René Girard is helpful here. We humans are great imitators. That's how we learn. But it turns out that we continue to imitate others by wanting what they desire. Advertising works by creating a desire in us for what others have. Since it's not possible for all of our wants to be met, we become rivals for the things we desire, and this rivalry leads to violence. We catch our desires from those closest to us. In other words, precisely the relationships Jesus specifies in today's Gospel, father and son, mother and daughter, and so on. Girard recognized a pattern in the way that human beings resolved this conflict. The community redirects internal conflicts and violence onto a chosen victim, an outsider, them, or those people, whom we all agree are the problem. When we get rid of the designated scapegoat, then we'll have peace. 

This process is often rooted in unconsciousness and a failure to recognize the arbitrary nature of the scapegoat's supposed guilt. So it only has the appearance of restoring peace. It doesn't take long for the crisis to erupt again, and the cycle is repeated over and over, offering up new victims. 

Jeremiah was thrown into a cistern where he would have died if Ebed Melch hadn't pulled him out. Jeremiah's sin was being faithful to the Word of God, which left him odd man out, for against one. Jeremiah had to be gotten rid of. In the Gospel of John, the high priest Caiaphas said this very thing about Jesus, "It's better for you that one man should die instead of the people, so that the whole nation may not perish." Girard argued that the Judeo-Christian scriptures, particularly the New Testament, are unique in their unveiling of the scapegoat mechanism and siding with the victims. 

Jesus takes the place of the one who is cast out in the words of the author to the Hebrews, "For the sake of the joy that lay before him." Jesus is not causing division, but in revealing the truth of scapegoating and its inherent violence, Jesus is announcing an end to social systems that bring an illusion of peace by pitting one against the other. From now on, a household of five will be divided three against two and two against three. In other words, there will no longer be divisions of four against one. This poses a threat to the status quo that benefits from the callous indifference to the needs of others. 

The only way forward is to resolve our conflict through the nonviolent path that Christ embraced. In the words of W. H. Auden, "We must love one another or die." 

The preacher in the letter to the Hebrews is imagining a marathon runner entering the stadium for the final leg of the race.

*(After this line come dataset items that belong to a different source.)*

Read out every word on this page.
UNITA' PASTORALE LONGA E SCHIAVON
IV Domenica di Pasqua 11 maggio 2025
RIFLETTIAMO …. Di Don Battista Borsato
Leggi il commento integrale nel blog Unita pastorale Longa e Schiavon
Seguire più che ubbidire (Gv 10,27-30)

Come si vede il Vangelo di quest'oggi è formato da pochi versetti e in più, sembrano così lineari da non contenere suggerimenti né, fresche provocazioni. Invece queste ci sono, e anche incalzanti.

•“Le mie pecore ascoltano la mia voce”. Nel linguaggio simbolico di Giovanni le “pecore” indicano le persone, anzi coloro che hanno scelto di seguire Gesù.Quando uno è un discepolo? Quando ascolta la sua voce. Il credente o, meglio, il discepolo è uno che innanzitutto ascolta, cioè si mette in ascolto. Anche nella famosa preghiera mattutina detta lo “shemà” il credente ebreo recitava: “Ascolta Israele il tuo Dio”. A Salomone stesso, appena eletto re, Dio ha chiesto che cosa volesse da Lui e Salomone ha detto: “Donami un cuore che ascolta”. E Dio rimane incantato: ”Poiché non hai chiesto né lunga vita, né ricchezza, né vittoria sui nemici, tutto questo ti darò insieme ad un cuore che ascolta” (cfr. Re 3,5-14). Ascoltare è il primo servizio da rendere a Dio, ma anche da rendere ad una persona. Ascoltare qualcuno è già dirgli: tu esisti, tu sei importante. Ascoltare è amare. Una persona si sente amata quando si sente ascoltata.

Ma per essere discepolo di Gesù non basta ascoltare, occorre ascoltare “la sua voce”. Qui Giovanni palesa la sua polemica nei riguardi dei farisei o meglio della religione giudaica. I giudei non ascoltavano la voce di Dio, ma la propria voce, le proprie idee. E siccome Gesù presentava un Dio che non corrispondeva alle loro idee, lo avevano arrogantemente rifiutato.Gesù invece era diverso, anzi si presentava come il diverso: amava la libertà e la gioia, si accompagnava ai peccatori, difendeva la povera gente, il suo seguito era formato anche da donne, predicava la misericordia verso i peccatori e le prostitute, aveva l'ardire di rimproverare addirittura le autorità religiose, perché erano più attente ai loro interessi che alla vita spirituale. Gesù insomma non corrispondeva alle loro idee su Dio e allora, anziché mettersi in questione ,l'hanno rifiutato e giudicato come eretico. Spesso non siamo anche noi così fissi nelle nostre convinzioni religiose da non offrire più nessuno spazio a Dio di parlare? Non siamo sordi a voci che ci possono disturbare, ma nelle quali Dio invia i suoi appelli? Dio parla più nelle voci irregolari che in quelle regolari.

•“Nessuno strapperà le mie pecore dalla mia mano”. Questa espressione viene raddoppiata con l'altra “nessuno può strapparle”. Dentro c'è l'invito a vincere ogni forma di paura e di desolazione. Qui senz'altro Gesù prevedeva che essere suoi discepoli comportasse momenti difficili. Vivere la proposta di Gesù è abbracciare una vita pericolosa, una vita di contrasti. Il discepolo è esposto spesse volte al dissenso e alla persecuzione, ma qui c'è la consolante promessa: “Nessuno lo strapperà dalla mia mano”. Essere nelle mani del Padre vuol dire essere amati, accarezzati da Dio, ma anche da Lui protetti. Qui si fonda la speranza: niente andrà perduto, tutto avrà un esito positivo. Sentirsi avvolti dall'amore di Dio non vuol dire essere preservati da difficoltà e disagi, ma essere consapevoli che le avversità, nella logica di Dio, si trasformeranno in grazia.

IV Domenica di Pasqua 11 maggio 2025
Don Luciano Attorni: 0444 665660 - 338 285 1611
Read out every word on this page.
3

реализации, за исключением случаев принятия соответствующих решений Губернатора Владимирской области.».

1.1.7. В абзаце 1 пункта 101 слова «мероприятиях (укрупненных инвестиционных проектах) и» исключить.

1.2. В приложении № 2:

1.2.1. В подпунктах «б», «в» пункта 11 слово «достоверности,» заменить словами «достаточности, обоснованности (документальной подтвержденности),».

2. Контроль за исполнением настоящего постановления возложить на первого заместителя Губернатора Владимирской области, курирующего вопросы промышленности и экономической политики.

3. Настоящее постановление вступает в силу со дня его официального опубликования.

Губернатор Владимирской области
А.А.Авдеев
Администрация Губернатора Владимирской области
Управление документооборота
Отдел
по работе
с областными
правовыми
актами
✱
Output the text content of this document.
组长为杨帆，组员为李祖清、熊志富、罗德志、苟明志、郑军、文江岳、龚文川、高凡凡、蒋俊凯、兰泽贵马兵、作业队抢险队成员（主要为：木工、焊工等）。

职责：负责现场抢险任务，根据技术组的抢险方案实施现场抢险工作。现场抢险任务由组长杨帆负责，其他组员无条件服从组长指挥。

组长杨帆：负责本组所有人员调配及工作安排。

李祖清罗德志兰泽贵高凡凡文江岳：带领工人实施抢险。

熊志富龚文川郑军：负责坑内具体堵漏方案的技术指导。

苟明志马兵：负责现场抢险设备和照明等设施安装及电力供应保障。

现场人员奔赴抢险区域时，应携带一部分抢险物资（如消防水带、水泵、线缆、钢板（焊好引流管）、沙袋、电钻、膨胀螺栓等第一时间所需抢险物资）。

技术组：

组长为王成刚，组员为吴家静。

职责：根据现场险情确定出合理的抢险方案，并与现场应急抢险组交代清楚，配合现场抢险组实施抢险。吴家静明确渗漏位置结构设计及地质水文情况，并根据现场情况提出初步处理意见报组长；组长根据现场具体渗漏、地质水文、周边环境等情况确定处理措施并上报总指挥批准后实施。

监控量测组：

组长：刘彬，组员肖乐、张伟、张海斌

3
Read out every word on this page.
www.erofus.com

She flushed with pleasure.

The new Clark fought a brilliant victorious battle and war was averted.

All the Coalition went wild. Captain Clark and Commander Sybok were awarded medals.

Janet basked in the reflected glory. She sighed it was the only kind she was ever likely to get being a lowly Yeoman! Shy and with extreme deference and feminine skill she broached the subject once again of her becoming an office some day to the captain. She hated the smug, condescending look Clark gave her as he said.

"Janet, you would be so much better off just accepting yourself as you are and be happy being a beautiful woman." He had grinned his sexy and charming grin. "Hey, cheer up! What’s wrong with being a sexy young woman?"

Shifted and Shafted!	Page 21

The whole crowd leaps to their feet to cheer him on. "Since we are surrounded by a great cloud of witnesses," the preacher writes, "let us rid ourselves of every burden and sin that clings to us, and persevere in running the race that lies before us while keeping our eyes fixed on Jesus, the leader and perfecter of faith." Christianity is a companion journey. We need one another to help rekindle and focus our desire. "For the sake of the joy that lay before him, Jesus endured the cross, despising its shame, and has taken his seat at the right hand of the throne of God."